27.4 The Board may resolve to make interim distributions and/or to make distributions at the expense of any reserve of the Company, other than the Mandatory Reserve.

27.5 Distributions on shares may be made only up to an amount which does not exceed the amount of the Distributable Equity. If it concerns an interim distribution, the compliance with this requirement must be evidenced by an interim statement of assets and liabilities as referred to in Section 2:105 paragraph 4 of the Dutch Civil Code. The Company shall deposit the statement of assets and liabilities at the Dutch Trade Register within eight days after the day on which the resolution to make the distribution is published.

27.6 Distributions on shares payable in cash shall be paid in Euro, unless the Board determines that payment shall be made in another currency.
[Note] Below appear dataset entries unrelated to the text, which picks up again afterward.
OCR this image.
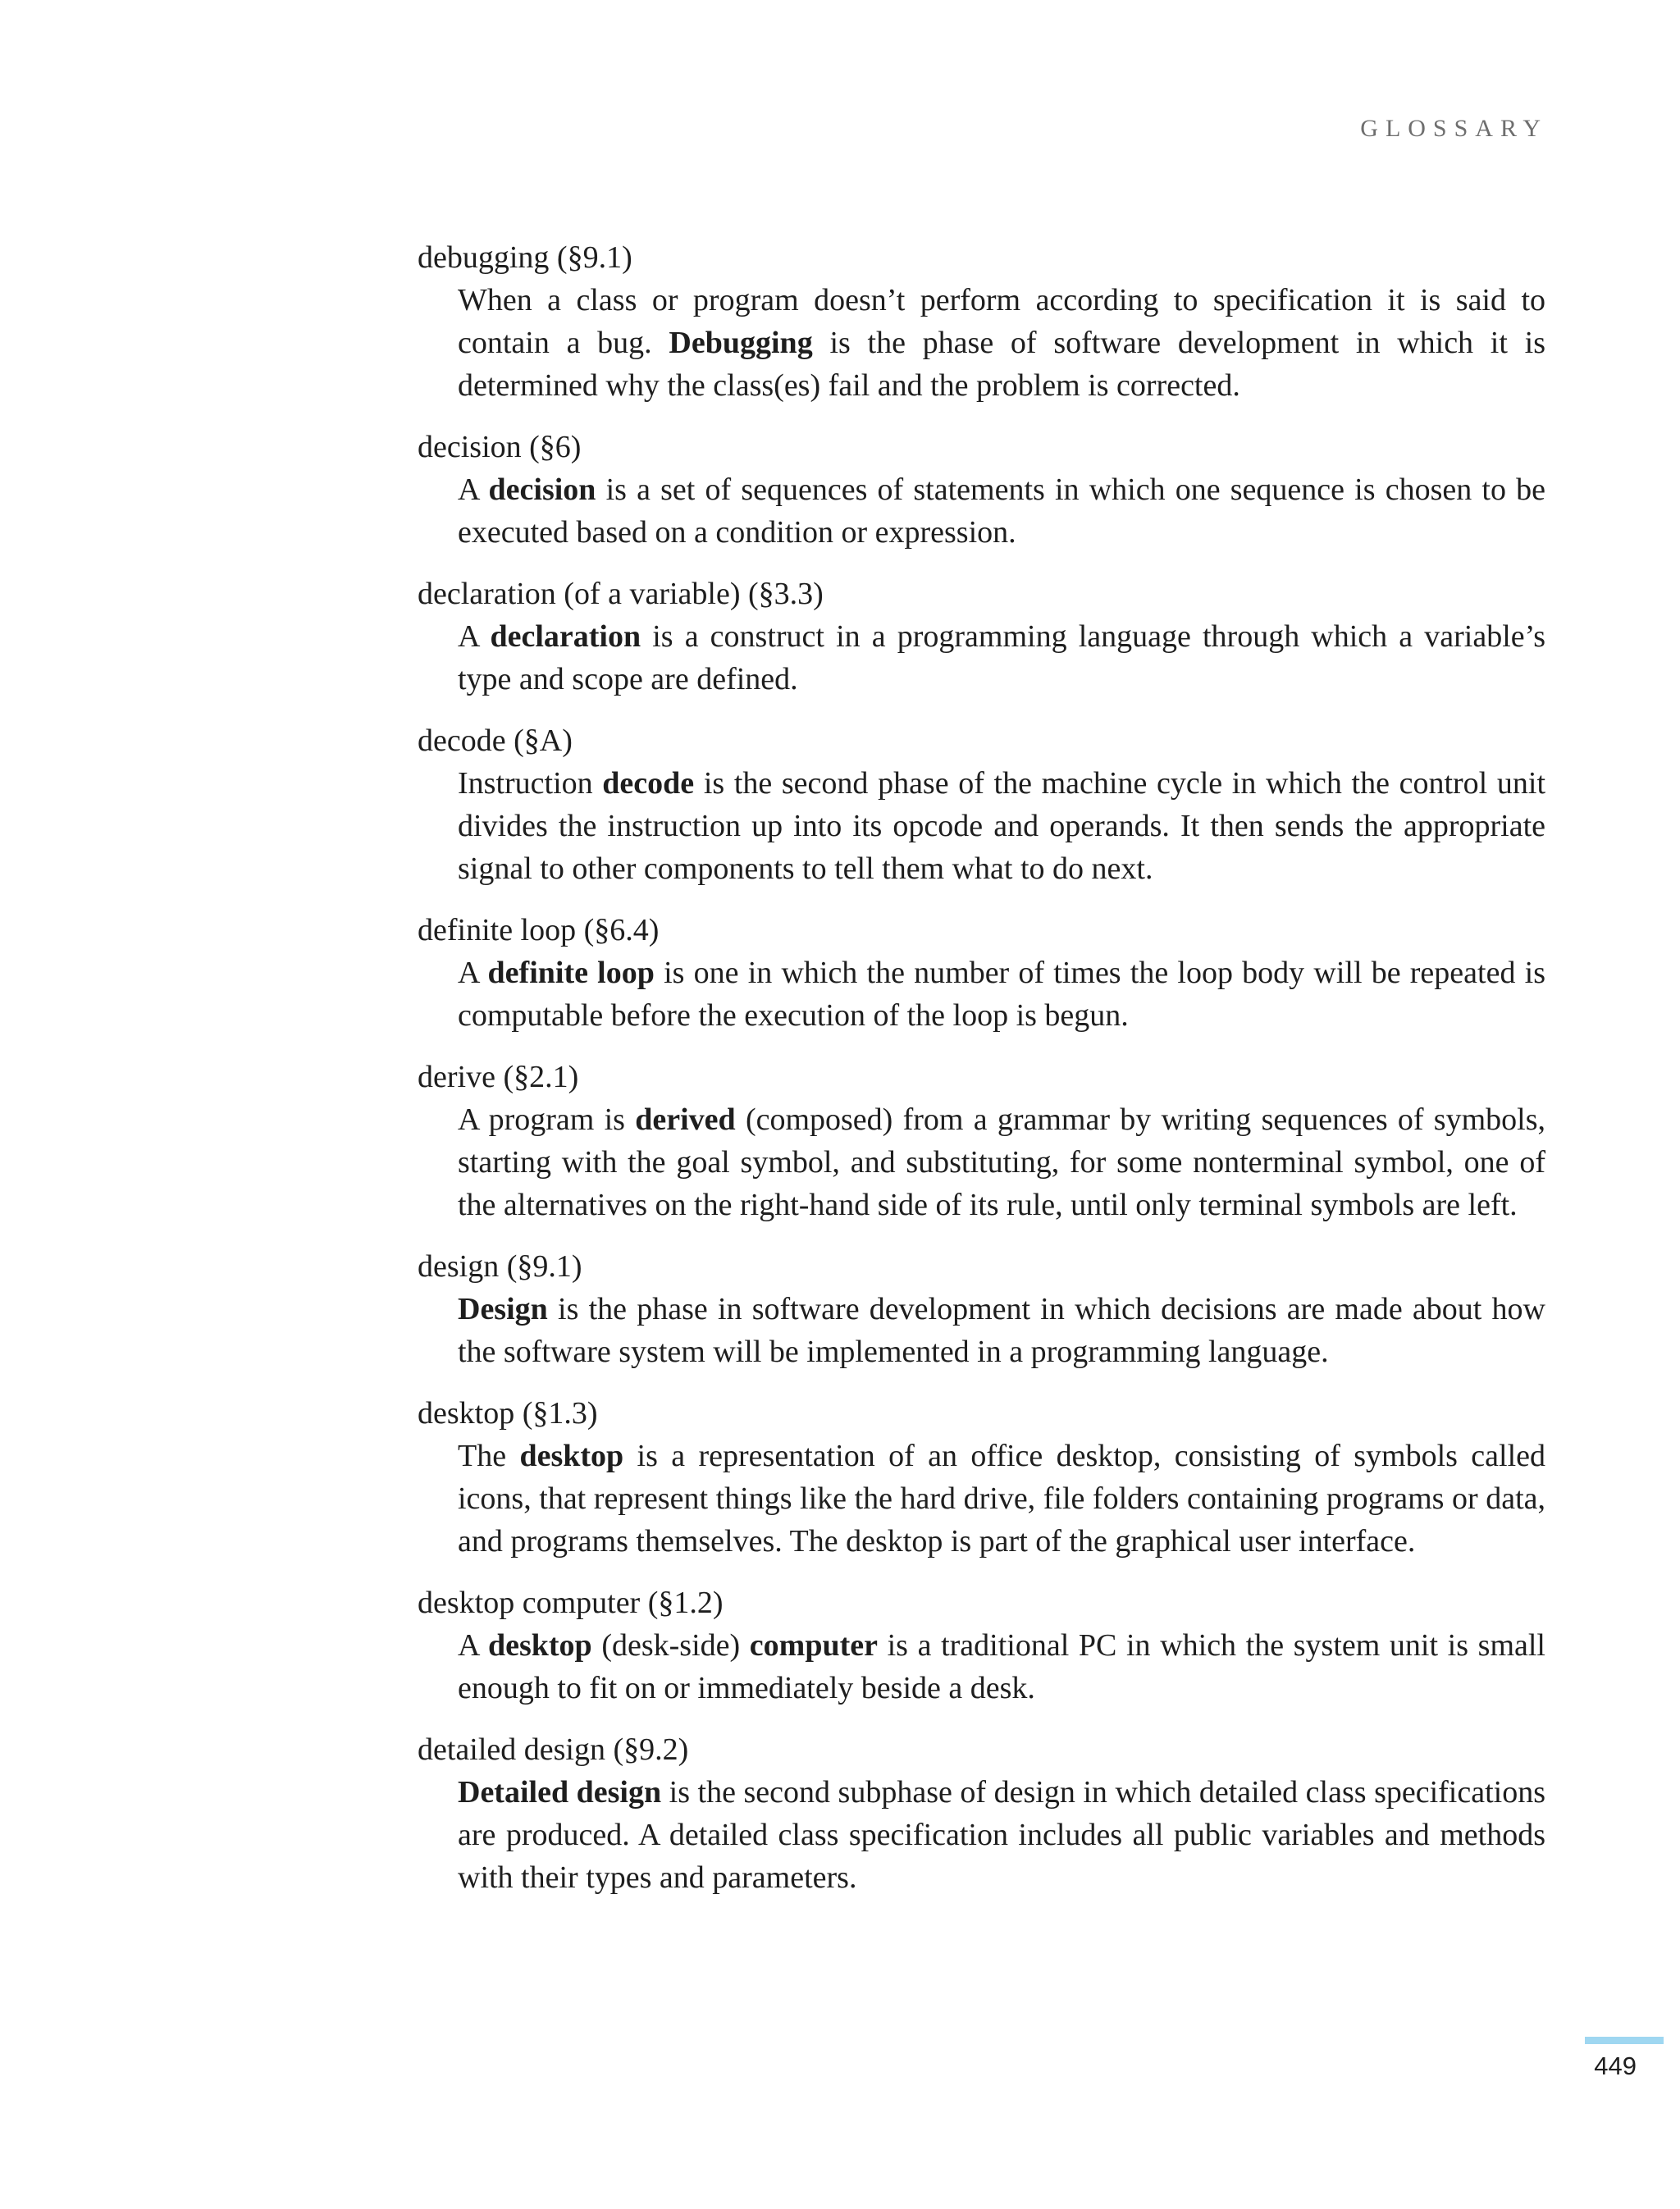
GLOSSARY

debugging (§9.1)

When a class or program doesn’t perform according to specification it is said to contain a bug. Debugging is the phase of software development in which it is determined why the class(es) fail and the problem is corrected.

decision (§6)

A decision is a set of sequences of statements in which one sequence is chosen to be executed based on a condition or expression.

declaration (of a variable) (§3.3)

A declaration is a construct in a programming language through which a variable’s type and scope are defined.

decode (§A)

Instruction decode is the second phase of the machine cycle in which the control unit divides the instruction up into its opcode and operands. It then sends the appropriate signal to other components to tell them what to do next.

definite loop (§6.4)

A definite loop is one in which the number of times the loop body will be repeated is computable before the execution of the loop is begun.

derive (§2.1)

A program is derived (composed) from a grammar by writing sequences of symbols, starting with the goal symbol, and substituting, for some nonterminal symbol, one of the alternatives on the right-hand side of its rule, until only terminal symbols are left.

design (§9.1)

Design is the phase in software development in which decisions are made about how the software system will be implemented in a programming language.

desktop (§1.3)

The desktop is a representation of an office desktop, consisting of symbols called icons, that represent things like the hard drive, file folders containing programs or data, and programs themselves. The desktop is part of the graphical user interface.

desktop computer (§1.2)

A desktop (desk-side) computer is a traditional PC in which the system unit is small enough to fit on or immediately beside a desk.

detailed design (§9.2)

Detailed design is the second subphase of design in which detailed class specifications are produced. A detailed class specification includes all public variables and methods with their types and parameters.

449
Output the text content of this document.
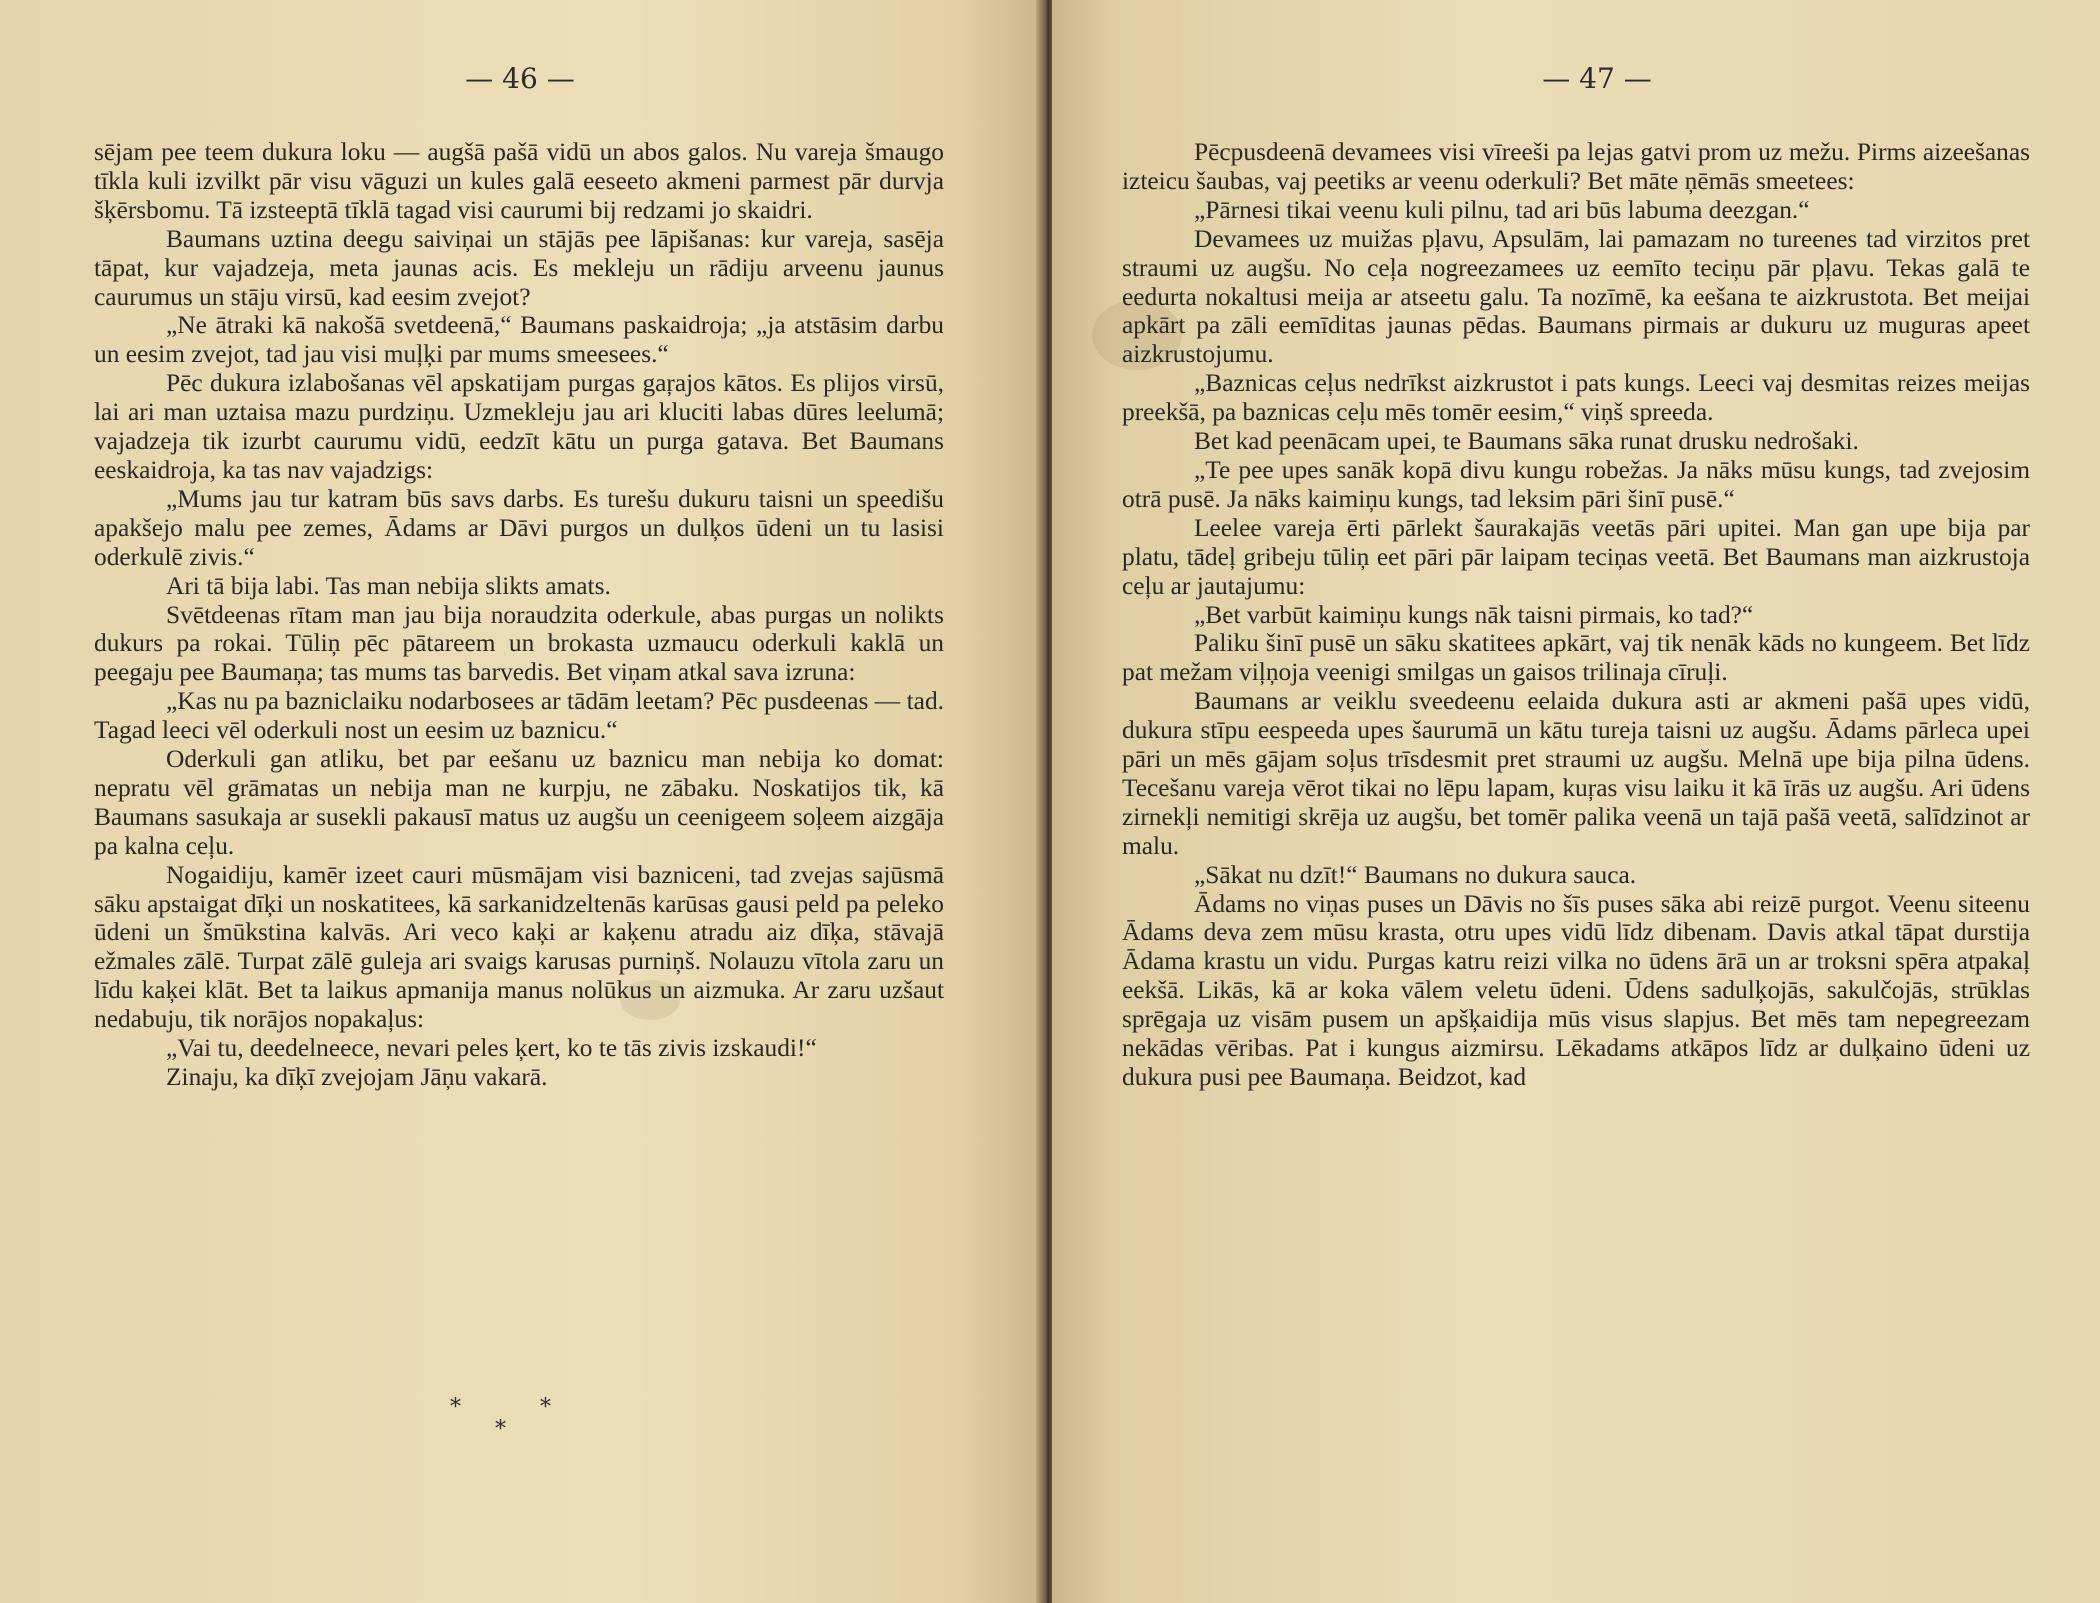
— 46 —

sējam pee teem dukura loku — augšā pašā vidū un abos galos. Nu vareja šmaugo tīkla kuli izvilkt pār visu vāguzi un kules galā eeseeto akmeni parmest pār durvja šķērsbomu. Tā izsteeptā tīklā tagad visi caurumi bij redzami jo skaidri.

Baumans uztina deegu saiviņai un stājās pee lāpišanas: kur vareja, sasēja tāpat, kur vajadzeja, meta jaunas acis. Es mekleju un rādiju arveenu jaunus caurumus un stāju virsū, kad eesim zvejot?

„Ne ātraki kā nakošā svetdeenā,“ Baumans paskaidroja; „ja atstāsim darbu un eesim zvejot, tad jau visi muļķi par mums smeesees.“

Pēc dukura izlabošanas vēl apskatijam purgas gaŗajos kātos. Es plijos virsū, lai ari man uztaisa mazu purdziņu. Uzmekleju jau ari kluciti labas dūres leelumā; vajadzeja tik izurbt caurumu vidū, eedzīt kātu un purga gatava. Bet Baumans eeskaidroja, ka tas nav vajadzigs:

„Mums jau tur katram būs savs darbs. Es turešu dukuru taisni un speedišu apakšejo malu pee zemes, Ādams ar Dāvi purgos un dulķos ūdeni un tu lasisi oderkulē zivis.“

Ari tā bija labi. Tas man nebija slikts amats.

Svētdeenas rītam man jau bija noraudzita oderkule, abas purgas un nolikts dukurs pa rokai. Tūliņ pēc pātareem un brokasta uzmaucu oderkuli kaklā un peegaju pee Baumaņa; tas mums tas barvedis. Bet viņam atkal sava izruna:

„Kas nu pa bazniclaiku nodarbosees ar tādām leetam? Pēc pusdeenas — tad. Tagad leeci vēl oderkuli nost un eesim uz baznicu.“

Oderkuli gan atliku, bet par eešanu uz baznicu man nebija ko domat: nepratu vēl grāmatas un nebija man ne kurpju, ne zābaku. Noskatijos tik, kā Baumans sasukaja ar susekli pakausī matus uz augšu un ceenigeem soļeem aizgāja pa kalna ceļu.

Nogaidiju, kamēr izeet cauri mūsmājam visi bazniceni, tad zvejas sajūsmā sāku apstaigat dīķi un noskatitees, kā sarkanidzeltenās karūsas gausi peld pa peleko ūdeni un šmūkstina kalvās. Ari veco kaķi ar kaķenu atradu aiz dīķa, stāvajā ežmales zālē. Turpat zālē guleja ari svaigs karusas purniņš. Nolauzu vītola zaru un līdu kaķei klāt. Bet ta laikus apmanija manus nolūkus un aizmuka. Ar zaru uzšaut nedabuju, tik norājos nopakaļus:

„Vai tu, deedelneece, nevari peles ķert, ko te tās zivis izskaudi!“

Zinaju, ka dīķī zvejojam Jāņu vakarā.

*	*
*
— 47 —

Pēcpusdeenā devamees visi vīreeši pa lejas gatvi prom uz mežu. Pirms aizeešanas izteicu šaubas, vaj peetiks ar veenu oderkuli? Bet māte ņēmās smeetees:

„Pārnesi tikai veenu kuli pilnu, tad ari būs labuma deezgan.“

Devamees uz muižas pļavu, Apsulām, lai pamazam no tureenes tad virzitos pret straumi uz augšu. No ceļa nogreezamees uz eemīto teciņu pār pļavu. Tekas galā te eedurta nokaltusi meija ar atseetu galu. Ta nozīmē, ka eešana te aizkrustota. Bet meijai apkārt pa zāli eemīditas jaunas pēdas. Baumans pirmais ar dukuru uz muguras apeet aizkrustojumu.

„Baznicas ceļus nedrīkst aizkrustot i pats kungs. Leeci vaj desmitas reizes meijas preekšā, pa baznicas ceļu mēs tomēr eesim,“ viņš spreeda.

Bet kad peenācam upei, te Baumans sāka runat drusku nedrošaki.

„Te pee upes sanāk kopā divu kungu robežas. Ja nāks mūsu kungs, tad zvejosim otrā pusē. Ja nāks kaimiņu kungs, tad leksim pāri šinī pusē.“

Leelee vareja ērti pārlekt šaurakajās veetās pāri upitei. Man gan upe bija par platu, tādeļ gribeju tūliņ eet pāri pār laipam teciņas veetā. Bet Baumans man aizkrustoja ceļu ar jautajumu:

„Bet varbūt kaimiņu kungs nāk taisni pirmais, ko tad?“

Paliku šinī pusē un sāku skatitees apkārt, vaj tik nenāk kāds no kungeem. Bet līdz pat mežam viļņoja veenigi smilgas un gaisos trilinaja cīruļi.

Baumans ar veiklu sveedeenu eelaida dukura asti ar akmeni pašā upes vidū, dukura stīpu eespeeda upes šaurumā un kātu tureja taisni uz augšu. Ādams pārleca upei pāri un mēs gājam soļus trīsdesmit pret straumi uz augšu. Melnā upe bija pilna ūdens. Tecešanu vareja vērot tikai no lēpu lapam, kuŗas visu laiku it kā īrās uz augšu. Ari ūdens zirnekļi nemitigi skrēja uz augšu, bet tomēr palika veenā un tajā pašā veetā, salīdzinot ar malu.

„Sākat nu dzīt!“ Baumans no dukura sauca.

Ādams no viņas puses un Dāvis no šīs puses sāka abi reizē purgot. Veenu siteenu Ādams deva zem mūsu krasta, otru upes vidū līdz dibenam. Davis atkal tāpat durstija Ādama krastu un vidu. Purgas katru reizi vilka no ūdens ārā un ar troksni spēra atpakaļ eekšā. Likās, kā ar koka vālem veletu ūdeni. Ūdens sadulķojās, sakulčojās, strūklas sprēgaja uz visām pusem un apšķaidija mūs visus slapjus. Bet mēs tam nepegreezam nekādas vēribas. Pat i kungus aizmirsu. Lēkadams atkāpos līdz ar dulķaino ūdeni uz dukura pusi pee Baumaņa. Beidzot, kad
27.7 The Board is authorised to determine that a distribution on shares will not be made in cash but in kind or in the form of shares, or to determine that shareholders may choose to accept the distribution in cash and/or in the form of shares, all this out of the profits and/or at the expense of reserves, other than the Mandatory Reserve, and all this if and in so far the Board has been designated by the General Meeting in accordance with Article 6.1. The Board shall set the conditions under which such a choice may be made.

28 Release for payment

Distributions of profits and other distributions shall be made payable four weeks after adoption of the relevant resolution, unless the Board or the General Meeting at the proposal of the Board determine another date.